One way would be to roundrobin the main database's replication among the sites. Use a script to replicate for say 30 seconds from a site record how far it got and then go on the the next site. You may wish to look at replicate-do-db and friends to limit what is replicated.
Another option that I'm unsure would work is to have N mysqls in the main office that replicates from each of the site offices, and then use the federated storage engine to provide a common view from the main database into the per-site slaves. The site slaves can replicate from the main database and pick up whichever changes they need.
Sounds like you need some specialist assistance - and I'm probably not it.
How 'real-time' does this replication need to be?
Some sort of ETL process (or processes) is possibly an option. we use MS SSIS and Oracle in-house; SSIS seems to be fairly good for ETL type work (but I don't work on that specific coal face so I can't really say).
How volatile is the data? Would you say the data is mostly operational / transactional?
What sort of data volumes are you talking about?

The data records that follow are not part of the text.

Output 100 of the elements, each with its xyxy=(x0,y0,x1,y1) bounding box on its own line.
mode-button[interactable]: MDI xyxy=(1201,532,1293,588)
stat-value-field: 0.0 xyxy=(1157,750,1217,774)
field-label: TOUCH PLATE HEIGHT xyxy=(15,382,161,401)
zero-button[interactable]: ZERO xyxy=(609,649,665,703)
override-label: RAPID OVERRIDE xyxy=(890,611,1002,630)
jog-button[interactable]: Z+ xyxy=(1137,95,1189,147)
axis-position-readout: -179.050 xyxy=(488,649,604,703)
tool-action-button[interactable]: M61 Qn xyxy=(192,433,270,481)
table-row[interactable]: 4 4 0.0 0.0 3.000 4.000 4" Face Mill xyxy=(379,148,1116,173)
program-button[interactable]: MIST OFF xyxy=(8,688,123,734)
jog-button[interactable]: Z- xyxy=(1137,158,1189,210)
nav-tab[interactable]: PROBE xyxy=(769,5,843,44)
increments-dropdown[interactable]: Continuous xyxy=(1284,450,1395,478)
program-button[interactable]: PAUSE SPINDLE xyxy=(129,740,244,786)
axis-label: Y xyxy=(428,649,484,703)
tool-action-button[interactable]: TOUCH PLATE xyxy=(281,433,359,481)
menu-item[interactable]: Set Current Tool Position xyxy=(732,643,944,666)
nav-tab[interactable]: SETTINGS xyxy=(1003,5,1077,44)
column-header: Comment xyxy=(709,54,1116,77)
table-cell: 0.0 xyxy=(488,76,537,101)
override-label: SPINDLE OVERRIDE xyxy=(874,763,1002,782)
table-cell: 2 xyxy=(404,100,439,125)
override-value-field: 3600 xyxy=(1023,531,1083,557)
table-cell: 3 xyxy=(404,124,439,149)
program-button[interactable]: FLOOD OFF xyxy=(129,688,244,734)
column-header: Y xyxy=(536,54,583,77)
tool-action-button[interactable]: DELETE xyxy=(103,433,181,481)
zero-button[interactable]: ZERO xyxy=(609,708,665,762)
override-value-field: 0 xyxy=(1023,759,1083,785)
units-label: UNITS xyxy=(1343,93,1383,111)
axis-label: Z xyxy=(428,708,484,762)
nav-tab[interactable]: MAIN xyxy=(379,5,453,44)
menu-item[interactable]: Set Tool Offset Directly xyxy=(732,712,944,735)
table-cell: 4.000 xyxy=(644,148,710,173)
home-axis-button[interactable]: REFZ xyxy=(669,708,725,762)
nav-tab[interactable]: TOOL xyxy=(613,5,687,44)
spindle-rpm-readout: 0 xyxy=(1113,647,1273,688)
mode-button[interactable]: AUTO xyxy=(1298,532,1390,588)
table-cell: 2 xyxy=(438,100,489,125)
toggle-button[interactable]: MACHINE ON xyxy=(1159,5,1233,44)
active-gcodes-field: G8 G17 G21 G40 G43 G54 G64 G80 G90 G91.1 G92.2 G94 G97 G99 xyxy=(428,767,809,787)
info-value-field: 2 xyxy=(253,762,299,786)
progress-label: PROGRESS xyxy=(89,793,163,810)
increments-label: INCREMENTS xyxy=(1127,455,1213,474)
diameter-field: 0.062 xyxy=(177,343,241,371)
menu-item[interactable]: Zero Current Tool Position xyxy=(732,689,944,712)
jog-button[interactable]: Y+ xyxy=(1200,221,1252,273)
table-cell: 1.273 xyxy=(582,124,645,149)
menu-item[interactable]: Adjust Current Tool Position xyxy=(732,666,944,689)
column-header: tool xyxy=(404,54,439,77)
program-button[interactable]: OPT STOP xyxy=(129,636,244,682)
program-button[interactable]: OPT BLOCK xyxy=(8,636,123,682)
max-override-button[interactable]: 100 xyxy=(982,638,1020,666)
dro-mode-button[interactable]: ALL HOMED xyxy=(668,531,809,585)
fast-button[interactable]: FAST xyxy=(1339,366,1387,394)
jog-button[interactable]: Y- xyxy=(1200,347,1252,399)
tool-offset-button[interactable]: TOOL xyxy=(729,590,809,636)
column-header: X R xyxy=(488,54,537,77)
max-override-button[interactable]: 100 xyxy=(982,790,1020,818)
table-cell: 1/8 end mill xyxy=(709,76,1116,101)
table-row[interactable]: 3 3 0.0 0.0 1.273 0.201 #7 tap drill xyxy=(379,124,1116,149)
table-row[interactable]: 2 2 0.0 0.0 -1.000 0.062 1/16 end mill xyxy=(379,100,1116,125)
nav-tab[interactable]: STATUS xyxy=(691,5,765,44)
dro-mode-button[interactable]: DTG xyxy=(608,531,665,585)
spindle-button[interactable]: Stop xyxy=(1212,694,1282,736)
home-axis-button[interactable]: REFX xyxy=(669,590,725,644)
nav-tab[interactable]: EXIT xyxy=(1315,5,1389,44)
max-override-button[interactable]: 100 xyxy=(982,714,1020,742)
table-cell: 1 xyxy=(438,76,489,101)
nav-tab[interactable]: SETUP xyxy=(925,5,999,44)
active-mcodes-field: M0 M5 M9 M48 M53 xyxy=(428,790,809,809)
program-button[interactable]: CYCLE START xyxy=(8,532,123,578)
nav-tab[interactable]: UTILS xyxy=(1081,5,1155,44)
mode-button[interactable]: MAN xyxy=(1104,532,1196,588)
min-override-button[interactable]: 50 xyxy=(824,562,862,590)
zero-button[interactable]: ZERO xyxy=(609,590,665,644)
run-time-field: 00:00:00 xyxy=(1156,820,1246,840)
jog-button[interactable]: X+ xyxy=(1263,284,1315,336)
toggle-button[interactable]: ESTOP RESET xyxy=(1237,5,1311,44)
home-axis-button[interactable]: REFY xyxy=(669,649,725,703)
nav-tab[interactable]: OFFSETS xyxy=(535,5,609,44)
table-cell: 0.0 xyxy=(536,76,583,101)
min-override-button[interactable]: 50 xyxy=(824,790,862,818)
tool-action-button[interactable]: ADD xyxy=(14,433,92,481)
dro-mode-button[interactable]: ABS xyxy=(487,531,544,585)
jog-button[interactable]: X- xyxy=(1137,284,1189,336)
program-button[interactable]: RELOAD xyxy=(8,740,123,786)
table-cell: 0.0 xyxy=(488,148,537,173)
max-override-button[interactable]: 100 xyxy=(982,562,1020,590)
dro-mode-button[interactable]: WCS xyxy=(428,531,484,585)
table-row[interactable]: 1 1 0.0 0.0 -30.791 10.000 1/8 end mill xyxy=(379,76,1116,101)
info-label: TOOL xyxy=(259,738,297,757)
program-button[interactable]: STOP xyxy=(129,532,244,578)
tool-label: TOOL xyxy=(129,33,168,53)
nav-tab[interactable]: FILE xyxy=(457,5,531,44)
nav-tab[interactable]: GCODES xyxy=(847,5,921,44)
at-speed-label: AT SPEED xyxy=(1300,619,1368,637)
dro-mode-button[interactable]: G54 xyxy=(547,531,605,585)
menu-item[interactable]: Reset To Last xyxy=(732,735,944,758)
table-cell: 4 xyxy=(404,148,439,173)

Is the central master also used as a local DB for the office where it is located? if it is you might want to change that - have head office work just like a remote office - that way you can treat all offices the same; you'll often run into problems / anomalies if different sites are treated differently.
it sounds like you would be better served by stepping outside of a direct database structure for this.
I don't have a detailed answer for you, but this is the high level of what I would do:
I would select from each database a list of changes during the past (reasonable time frame), construct the insert and delete statements that would unify all of the data on the 'big' database, and then separate smaller sets of insert and delete statements for each of the specific databases.
I would then run these.
There is a potential for 'merge' issues with this setup if there is any overlap with data coming in and out.
There is also the issue of data being lost or duplicated because your time frame were not constructed properly.